Oprah Winfrey said, in her speech at the Golden Globes “What I know for sure is that speaking your truth is the most powerful tool we all have.”And, you know what? She’s right, because when I published my truth, I learned that stories really can change lives. 

I’ve had thousands of messages from people all over the world saying “I thought I was the only one struggling with my relationship with booze, and I thought life without it would be miserable, so thank you for making me feel less alone and for giving me the courage to quit.”
            
I’ve now been sober for four years, and cancer free for three, and life has never been better. I’ve done a TEDx talk, up here at my old Cambridge college, talked from the stage at WOMAD for Radio 4’s FourThought, and have had the great honour of being invited here to talk to all of you. I’ve also written my first novel – The Authenticity Project – which is coming out in Spring 2020. So, my new fear is whether anyone's going to want to read it!

 Sometimes, what feels like the end is actually the beginning.

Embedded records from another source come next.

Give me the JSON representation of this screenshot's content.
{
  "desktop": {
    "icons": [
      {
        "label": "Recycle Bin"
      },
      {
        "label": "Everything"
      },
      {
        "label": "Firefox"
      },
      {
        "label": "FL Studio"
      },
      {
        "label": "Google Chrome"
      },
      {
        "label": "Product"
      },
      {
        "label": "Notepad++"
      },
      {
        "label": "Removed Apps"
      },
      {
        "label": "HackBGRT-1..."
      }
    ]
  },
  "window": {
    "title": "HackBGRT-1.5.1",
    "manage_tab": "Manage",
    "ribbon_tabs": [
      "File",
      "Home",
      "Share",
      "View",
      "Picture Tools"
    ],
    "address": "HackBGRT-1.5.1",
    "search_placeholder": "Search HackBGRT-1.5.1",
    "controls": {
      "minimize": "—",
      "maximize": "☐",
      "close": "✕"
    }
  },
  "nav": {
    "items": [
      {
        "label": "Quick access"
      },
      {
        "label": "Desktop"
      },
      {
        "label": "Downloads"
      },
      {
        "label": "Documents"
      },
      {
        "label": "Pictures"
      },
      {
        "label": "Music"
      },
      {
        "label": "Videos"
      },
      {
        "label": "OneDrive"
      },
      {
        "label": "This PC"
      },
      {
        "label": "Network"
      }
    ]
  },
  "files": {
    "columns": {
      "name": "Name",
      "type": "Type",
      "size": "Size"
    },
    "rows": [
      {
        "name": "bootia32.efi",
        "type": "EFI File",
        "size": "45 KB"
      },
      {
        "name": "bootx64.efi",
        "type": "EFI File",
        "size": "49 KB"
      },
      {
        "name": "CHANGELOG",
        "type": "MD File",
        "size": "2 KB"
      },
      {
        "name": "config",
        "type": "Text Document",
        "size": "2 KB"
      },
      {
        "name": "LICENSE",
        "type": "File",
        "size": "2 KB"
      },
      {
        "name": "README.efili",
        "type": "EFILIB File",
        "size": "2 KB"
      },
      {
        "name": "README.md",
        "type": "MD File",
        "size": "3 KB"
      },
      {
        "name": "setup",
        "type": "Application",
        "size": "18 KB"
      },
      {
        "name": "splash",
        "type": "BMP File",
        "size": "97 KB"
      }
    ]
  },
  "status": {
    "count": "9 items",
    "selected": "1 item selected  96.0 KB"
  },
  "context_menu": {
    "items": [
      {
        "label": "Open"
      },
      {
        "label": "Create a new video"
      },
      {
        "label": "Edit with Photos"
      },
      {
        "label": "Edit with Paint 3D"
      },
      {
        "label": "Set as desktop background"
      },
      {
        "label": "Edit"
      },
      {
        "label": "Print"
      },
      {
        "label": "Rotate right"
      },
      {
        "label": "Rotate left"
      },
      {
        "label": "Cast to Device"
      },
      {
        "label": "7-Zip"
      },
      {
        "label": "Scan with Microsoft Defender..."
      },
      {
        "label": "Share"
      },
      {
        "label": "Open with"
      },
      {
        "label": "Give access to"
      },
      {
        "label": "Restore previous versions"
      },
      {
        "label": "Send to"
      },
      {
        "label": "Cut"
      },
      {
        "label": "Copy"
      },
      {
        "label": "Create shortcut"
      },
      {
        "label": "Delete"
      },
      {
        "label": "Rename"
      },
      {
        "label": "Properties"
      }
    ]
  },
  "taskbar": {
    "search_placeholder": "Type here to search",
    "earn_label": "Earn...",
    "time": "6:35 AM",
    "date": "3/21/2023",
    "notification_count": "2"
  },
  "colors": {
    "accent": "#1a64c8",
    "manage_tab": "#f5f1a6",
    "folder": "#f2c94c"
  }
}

 You might be lucky enough to be the sort of person who can drink ‘sensibly.’ If so, I applaud you! (Although, full disclosure, I hate you a little bit too). But the truth is that most people use something to take the edges off life, whether it’s bingeing on sugar, spending hours on social media or a fortune on internet shopping. 


Whatever your prop is, you’re likely to discover that in escaping the difficult things in life, you’re also escaping its opportunities. Learning to live life in the raw will make you a superhero, and being open about your demons will change lives.